The Evening Standard investigation into the BBC continued yesterday with an article headlined “How the BBC survives.”
In part two Stephen Robinson writes about “how much [the BBC] feels like a government department and how little like a news operation”.
An unnamed BBC source said: “Everything shuts down at six o’clock, and Television Centre is deserted at the weekend, which is amazing when you think that it’s part of one of the biggest media organisations in the world.”
He says: “As details have emerged of the enormous salaries of the executives and the on-screen ‘talent’, old-school journalists who believe in the public broadcasting ethos seethe at top management’s failure to appreciate the damage done to their beloved institution.”
A well-known TV presenter told Robinson: “I call it Kremlinitis.

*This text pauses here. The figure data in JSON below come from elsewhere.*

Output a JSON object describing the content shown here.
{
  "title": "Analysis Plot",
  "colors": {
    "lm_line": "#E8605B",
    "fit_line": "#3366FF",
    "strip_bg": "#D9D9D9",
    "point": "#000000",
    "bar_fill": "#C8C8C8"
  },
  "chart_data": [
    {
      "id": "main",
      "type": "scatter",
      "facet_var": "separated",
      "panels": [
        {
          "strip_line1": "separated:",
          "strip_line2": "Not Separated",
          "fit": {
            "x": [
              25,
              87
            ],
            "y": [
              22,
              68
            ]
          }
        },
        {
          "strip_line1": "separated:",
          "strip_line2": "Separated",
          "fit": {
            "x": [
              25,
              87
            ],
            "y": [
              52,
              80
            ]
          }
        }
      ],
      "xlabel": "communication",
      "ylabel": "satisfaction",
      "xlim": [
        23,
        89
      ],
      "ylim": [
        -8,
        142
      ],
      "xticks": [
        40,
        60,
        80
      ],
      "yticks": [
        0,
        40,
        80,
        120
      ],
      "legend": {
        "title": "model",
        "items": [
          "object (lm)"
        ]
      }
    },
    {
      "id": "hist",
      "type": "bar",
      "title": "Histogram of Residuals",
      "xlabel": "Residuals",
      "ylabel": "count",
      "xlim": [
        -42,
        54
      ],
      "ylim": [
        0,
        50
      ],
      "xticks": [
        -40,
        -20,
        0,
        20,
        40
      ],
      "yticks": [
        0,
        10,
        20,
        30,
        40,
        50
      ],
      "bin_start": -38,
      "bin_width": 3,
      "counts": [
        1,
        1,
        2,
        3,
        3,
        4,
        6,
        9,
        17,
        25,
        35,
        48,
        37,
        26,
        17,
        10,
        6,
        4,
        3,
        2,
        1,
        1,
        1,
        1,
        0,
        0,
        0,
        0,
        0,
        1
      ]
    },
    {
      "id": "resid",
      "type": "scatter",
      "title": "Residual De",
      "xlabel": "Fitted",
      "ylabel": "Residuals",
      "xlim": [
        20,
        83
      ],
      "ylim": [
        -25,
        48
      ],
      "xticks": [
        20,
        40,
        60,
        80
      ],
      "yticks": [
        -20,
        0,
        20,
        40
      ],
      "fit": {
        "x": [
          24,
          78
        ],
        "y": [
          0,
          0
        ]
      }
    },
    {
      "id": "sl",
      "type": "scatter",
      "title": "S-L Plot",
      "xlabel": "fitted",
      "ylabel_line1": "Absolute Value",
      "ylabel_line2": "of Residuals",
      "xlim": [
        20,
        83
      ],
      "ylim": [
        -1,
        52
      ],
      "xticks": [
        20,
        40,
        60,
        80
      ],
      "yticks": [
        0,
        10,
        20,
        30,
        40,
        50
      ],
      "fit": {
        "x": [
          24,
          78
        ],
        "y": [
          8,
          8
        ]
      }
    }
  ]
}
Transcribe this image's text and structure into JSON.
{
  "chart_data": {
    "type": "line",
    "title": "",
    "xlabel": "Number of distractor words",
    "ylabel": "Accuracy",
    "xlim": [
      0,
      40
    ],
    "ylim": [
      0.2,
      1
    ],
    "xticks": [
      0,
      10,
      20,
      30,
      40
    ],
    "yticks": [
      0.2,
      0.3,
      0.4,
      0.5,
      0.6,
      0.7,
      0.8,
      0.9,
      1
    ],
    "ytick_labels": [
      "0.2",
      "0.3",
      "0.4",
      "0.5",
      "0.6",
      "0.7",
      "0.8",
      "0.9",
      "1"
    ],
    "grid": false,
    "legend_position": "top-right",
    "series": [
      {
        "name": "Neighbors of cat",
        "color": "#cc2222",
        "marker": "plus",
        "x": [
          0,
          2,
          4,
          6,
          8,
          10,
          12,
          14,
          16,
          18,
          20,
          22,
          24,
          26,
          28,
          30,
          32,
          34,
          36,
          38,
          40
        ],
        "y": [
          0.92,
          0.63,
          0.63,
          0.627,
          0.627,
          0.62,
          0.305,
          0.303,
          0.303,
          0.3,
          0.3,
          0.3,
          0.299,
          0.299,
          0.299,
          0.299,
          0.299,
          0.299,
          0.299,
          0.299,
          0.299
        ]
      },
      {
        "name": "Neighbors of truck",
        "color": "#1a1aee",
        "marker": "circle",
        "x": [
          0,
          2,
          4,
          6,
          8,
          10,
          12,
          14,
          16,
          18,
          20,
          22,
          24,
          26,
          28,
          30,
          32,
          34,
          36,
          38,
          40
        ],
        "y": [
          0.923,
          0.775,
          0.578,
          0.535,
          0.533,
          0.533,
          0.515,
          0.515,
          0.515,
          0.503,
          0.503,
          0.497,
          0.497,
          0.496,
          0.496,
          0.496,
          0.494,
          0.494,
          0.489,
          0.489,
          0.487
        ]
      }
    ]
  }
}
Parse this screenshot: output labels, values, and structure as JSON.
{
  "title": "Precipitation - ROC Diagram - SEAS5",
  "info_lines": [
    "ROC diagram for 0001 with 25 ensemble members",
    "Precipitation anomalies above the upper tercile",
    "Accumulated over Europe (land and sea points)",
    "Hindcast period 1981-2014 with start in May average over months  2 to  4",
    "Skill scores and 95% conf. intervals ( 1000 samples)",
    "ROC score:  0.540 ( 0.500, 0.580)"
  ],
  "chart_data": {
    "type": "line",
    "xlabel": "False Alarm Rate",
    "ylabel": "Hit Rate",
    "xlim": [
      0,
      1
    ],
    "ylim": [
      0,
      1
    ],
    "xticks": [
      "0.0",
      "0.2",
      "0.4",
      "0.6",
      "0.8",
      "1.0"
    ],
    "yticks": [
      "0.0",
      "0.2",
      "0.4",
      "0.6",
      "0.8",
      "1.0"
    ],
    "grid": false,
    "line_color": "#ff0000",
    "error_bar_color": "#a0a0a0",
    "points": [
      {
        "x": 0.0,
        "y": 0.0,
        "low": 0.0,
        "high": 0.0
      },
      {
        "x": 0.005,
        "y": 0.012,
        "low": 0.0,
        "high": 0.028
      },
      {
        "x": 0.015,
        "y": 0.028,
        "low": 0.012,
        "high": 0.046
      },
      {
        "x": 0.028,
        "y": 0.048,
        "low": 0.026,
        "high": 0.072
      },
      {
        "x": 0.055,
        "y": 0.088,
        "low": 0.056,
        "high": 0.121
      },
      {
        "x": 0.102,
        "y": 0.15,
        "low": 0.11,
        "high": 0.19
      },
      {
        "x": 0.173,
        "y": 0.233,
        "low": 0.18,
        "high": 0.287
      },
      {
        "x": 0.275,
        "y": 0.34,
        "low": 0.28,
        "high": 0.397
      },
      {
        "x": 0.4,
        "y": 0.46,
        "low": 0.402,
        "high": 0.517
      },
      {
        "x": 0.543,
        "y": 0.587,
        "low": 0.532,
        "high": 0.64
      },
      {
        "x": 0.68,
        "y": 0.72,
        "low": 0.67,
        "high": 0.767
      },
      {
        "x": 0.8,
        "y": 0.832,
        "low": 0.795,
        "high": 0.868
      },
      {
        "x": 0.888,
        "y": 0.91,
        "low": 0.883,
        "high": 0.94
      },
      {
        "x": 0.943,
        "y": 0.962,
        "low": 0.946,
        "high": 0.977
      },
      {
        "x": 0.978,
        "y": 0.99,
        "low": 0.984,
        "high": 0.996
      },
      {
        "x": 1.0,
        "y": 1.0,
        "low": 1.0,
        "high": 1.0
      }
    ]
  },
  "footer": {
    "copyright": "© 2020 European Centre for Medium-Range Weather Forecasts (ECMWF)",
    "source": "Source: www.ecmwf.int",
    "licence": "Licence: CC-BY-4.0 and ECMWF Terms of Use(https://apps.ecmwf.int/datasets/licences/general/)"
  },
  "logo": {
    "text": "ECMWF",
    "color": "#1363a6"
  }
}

Those at the top spend their whole time talking to each other, so they are genuinely surprised by outside criticism.”
Robinson goes on to criticise director general Mark Thompson saying: “More revealing is Thompson’s assumption that only the BBC’s rivals have motives, while the corporation itself is driven solely by a post-Reithian altruism.”
But Robinson does admit “that the BBC may not get enough credit for its commitment to quality programming and good journalism”.
One presenter told Robinson: “”I’ve always said the BBC is a horrendous institution that happens to make rather good programmes,” but “the institution has got worse, and the programmes rather less good in recent years”.